Reputation: 34523
our program creates a master hash where each key is a symbol representing an ID (about 10-20 characters). each value is an empty hash.
the master hash has about 800K records.
yet we're seeing ruby memory hit almost 400MB.
this suggests each key/value pair (symbol + empty hash) consumes ~500B each.
is this normal for ruby?
code below:
def load_app_ids
cols = get_columns AppFile
id_col = cols[:application_id]
each_record AppFile do |r|
@apps[r[id_col].intern] = {}
end
end
# Takes a line, strips the record seperator, and return
# an array of fields
def split_line(line)
line.gsub(RecordSeperator, "").split(FieldSeperator)
end
# Run a block on each record in a file, up to
# @limit records
def each_record(filename, &block)
i = 0
path = File.join(@dir, filename)
File.open(path, "r").each_line(RecordSeperator) do |line|
# Get the line split into columns unless it is
# a comment
block.call split_line(line) unless line =~ /^#/
# This import can take a loooong time.
print "\r#{i}" if (i+=1) % 1000 == 0
break if @limit and i >= @limit
end
print "\n" if i > 1000
end
# Return map of column name symbols to column number
def get_columns(filename)
path = File.join(@dir, filename)
description = split_line(File.open(path, &:readline))

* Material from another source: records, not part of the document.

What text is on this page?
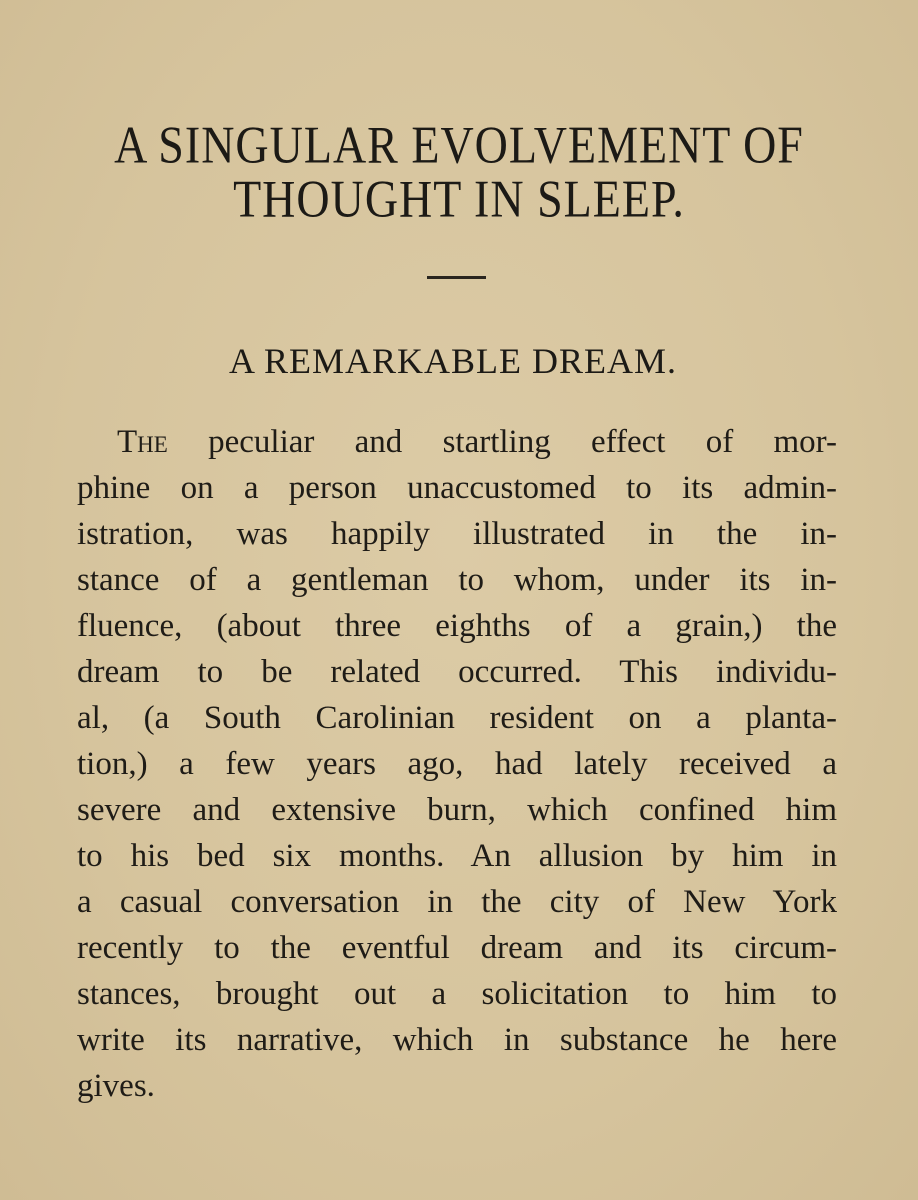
A SINGULAR EVOLVEMENT OF
THOUGHT IN SLEEP.
A REMARKABLE DREAM.
The peculiar and startling effect of mor-
phine on a person unaccustomed to its admin-
istration, was happily illustrated in the in-
stance of a gentleman to whom, under its in-
fluence, (about three eighths of a grain,) the
dream to be related occurred. This individu-
al, (a South Carolinian resident on a planta-
tion,) a few years ago, had lately received a
severe and extensive burn, which confined him
to his bed six months. An allusion by him in
a casual conversation in the city of New York
recently to the eventful dream and its circum-
stances, brought out a solicitation to him to
write its narrative, which in substance he here
gives.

# Strip the leading comment character
description[0].gsub!(/^#/, "")
# Return map of symbol to column number
Hash[ description.map { |str| [ str.intern, description.index(str) ] } ]
end
Upvotes: 1
Views: 389
Reputation: 27207
I would say this is normal for Ruby. I don't have metrics for space used by each data structure, but in general basic Ruby works poorly on this kind of large structure. It has to allow for the fact that the keys and values can be any kind of object for instance, and although that is very flexible for high-level coding, it's inefficient when you don't need such arbitrary control.
If I do this in irb
h = {}
800000.times { |x| h[("test" + x.to_s).to_sym] = {} }
I get a process with 197 Mb used.
Your process has claimed more space as it created large numbers of hashes during processing - one for each row. Ruby will eventually clean up - but that doesn't happen immediately, and the memory is not returned to the OS immediately either.
Edit: I should add that I have been working with large data structures of various kinds in Ruby - the general approach if you need them is to find something coded in native extensions (or ffi) where the code can take advantage of using restricted types in an array for example. The gem narray
is a good example of this for numeric arrays, vectors, matrices etc.
Upvotes: 1